Transcurrieron un par de horas, rodearon buena parte del área cercana, buscaron desde el mirador, y finalmente lo encontraron tendido en el terreno, cara al cielo, sonriendo y moviendo ligeramente los dedos de las manos. Los hombres se acercaron con sigilo para evitar que se tragara más pequeñas plantas, porque se veía que estaba atragantado de tantas como había podido.

Y así estuvo sucediendo precisamente toda la mañana. Olafá se subió las mangas de la ropa, manos y pies, se arregló el cabello que ya crecido lo traía, salivó para hidratarse, y se agachó hasta el olivo pequeño que eligió con mucho azar. Degustó cada proceso lentamente, las hojas entibiadas por el rocío las sentía jugosas y lisas, el pequeño tallo lucía dócil y todas las ramas desprendían ternura; con su lengua no dejaba de recorrer la copa del pequeño potaje, como no queriendo engullirlo aún. Hasta que se animó y agitó de arriba abajo la cabeza, y su paladar ─con todo Olafá─ creyó estar en el paraíso.

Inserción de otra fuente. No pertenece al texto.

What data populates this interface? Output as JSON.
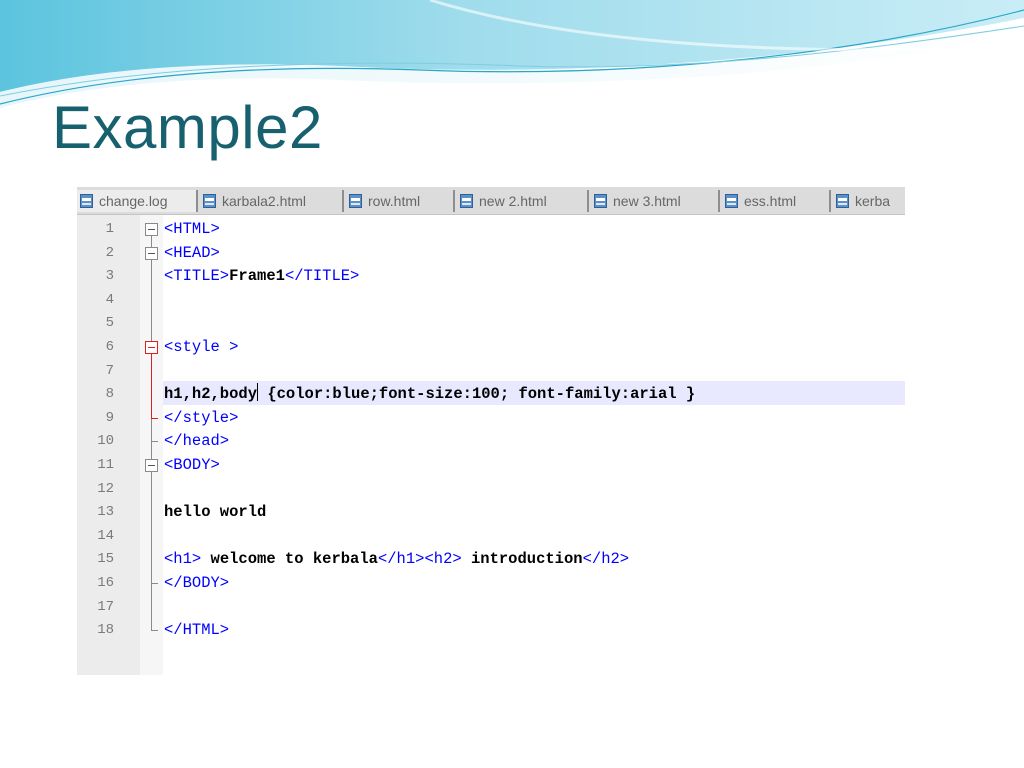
{
  "slide": {
    "title": "Example2"
  },
  "editor": {
    "tabs": [
      {
        "label": "change.log",
        "active": true
      },
      {
        "label": "karbala2.html",
        "active": false
      },
      {
        "label": "row.html",
        "active": false
      },
      {
        "label": "new  2.html",
        "active": false
      },
      {
        "label": "new 3.html",
        "active": false
      },
      {
        "label": "ess.html",
        "active": false
      },
      {
        "label": "kerba",
        "active": false
      }
    ],
    "current_line": 8,
    "lines": [
      {
        "num": "1",
        "tokens": [
          {
            "t": "tag",
            "v": "<HTML>"
          }
        ]
      },
      {
        "num": "2",
        "tokens": [
          {
            "t": "tag",
            "v": "<HEAD>"
          }
        ]
      },
      {
        "num": "3",
        "tokens": [
          {
            "t": "tag",
            "v": "<TITLE>"
          },
          {
            "t": "text",
            "v": "Frame1"
          },
          {
            "t": "tag",
            "v": "</TITLE>"
          }
        ]
      },
      {
        "num": "4",
        "tokens": []
      },
      {
        "num": "5",
        "tokens": []
      },
      {
        "num": "6",
        "tokens": [
          {
            "t": "tag",
            "v": "<style >"
          }
        ]
      },
      {
        "num": "7",
        "tokens": []
      },
      {
        "num": "8",
        "tokens": [
          {
            "t": "text",
            "v": "h1,h2,body"
          },
          {
            "t": "caret",
            "v": ""
          },
          {
            "t": "text",
            "v": " {color:blue;font-size:100; font-family:arial }"
          }
        ]
      },
      {
        "num": "9",
        "tokens": [
          {
            "t": "tag",
            "v": "</style>"
          }
        ]
      },
      {
        "num": "10",
        "tokens": [
          {
            "t": "tag",
            "v": "</head>"
          }
        ]
      },
      {
        "num": "11",
        "tokens": [
          {
            "t": "tag",
            "v": "<BODY>"
          }
        ]
      },
      {
        "num": "12",
        "tokens": []
      },
      {
        "num": "13",
        "tokens": [
          {
            "t": "text",
            "v": "hello world"
          }
        ]
      },
      {
        "num": "14",
        "tokens": []
      },
      {
        "num": "15",
        "tokens": [
          {
            "t": "tag",
            "v": "<h1>"
          },
          {
            "t": "text",
            "v": " welcome to kerbala"
          },
          {
            "t": "tag",
            "v": "</h1><h2>"
          },
          {
            "t": "text",
            "v": " introduction"
          },
          {
            "t": "tag",
            "v": "</h2>"
          }
        ]
      },
      {
        "num": "16",
        "tokens": [
          {
            "t": "tag",
            "v": "</BODY>"
          }
        ]
      },
      {
        "num": "17",
        "tokens": []
      },
      {
        "num": "18",
        "tokens": [
          {
            "t": "tag",
            "v": "</HTML>"
          }
        ]
      }
    ]
  }
}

Y de la misma forma fue tragándose una docena, dos docenas, y un poco más de estos plantones. Al poco rato, cansado de tanto extasiarse, se sintió ligeramente lleno; la sonrisa apareció y Olafá dirigió sus ojos al cielo para entrecerrarlos o entreabrirlos. Pero no era la llenura típica por mucho alimento ingerido, sino una llenura no bien completada que no deja continuar, aunque uno quisiera. A los minutos, un mareo le tumbó, pero no se borró la sonrisa.

Los hombres armados le apuntaron con sus armas, le gritaron, le amenazaron una decena de impiedades. Pero el joven no escuchaba, solo sonreía, miraba al cielo, veía en ese espejo de nubes brillante a sus abuelos y recordaba la primera vez que le dieron una aceituna. Ahora lo veía claramente, el infante se pone la aceituna en la boca, hace un gesto de delicia, se tiende hacia atrás en la cuna mientras saliva profusamente, expulsa la pepa como un disparo, y en los brazos de sus abuelos se queda dormido.

El joven Olafá ahora, se inclina en el terreno hacia un costado, y empieza a expulsar uno a uno y a la velocidad del rayo todos los plantones de olivo, los árboles más grandes, los más viejos de cuatrocientos años, todos los expulsa de su estómago como trasplantando de un almácigo a otro la esperanza de la vida. Y al final, una pepa, un corazón se queda circulando en su boca; los hombres le gritan algo así parecido a que la expulse como un disparo, y el joven obedece. No la expulses o te disparo… Se oyó a lo lejos un sonido que retumbó entre las ramas de los olivares.

Olafá despierta en medio de un bosque de olivos cargados de fruto. Le parece ver a Adán y Eva sin caer aún. Se restriega los ojos, hace un gesto de delicia al notar la madurez de las ramas, y ve venir a esa pareja que ya de cerca son sus abuelos. Bienvenido al Edén, hijo, come una oliva. Y le extienden una cesta, él estira la mano, se lleva una de esas carnosas delicias a la boca, y hace un gesto.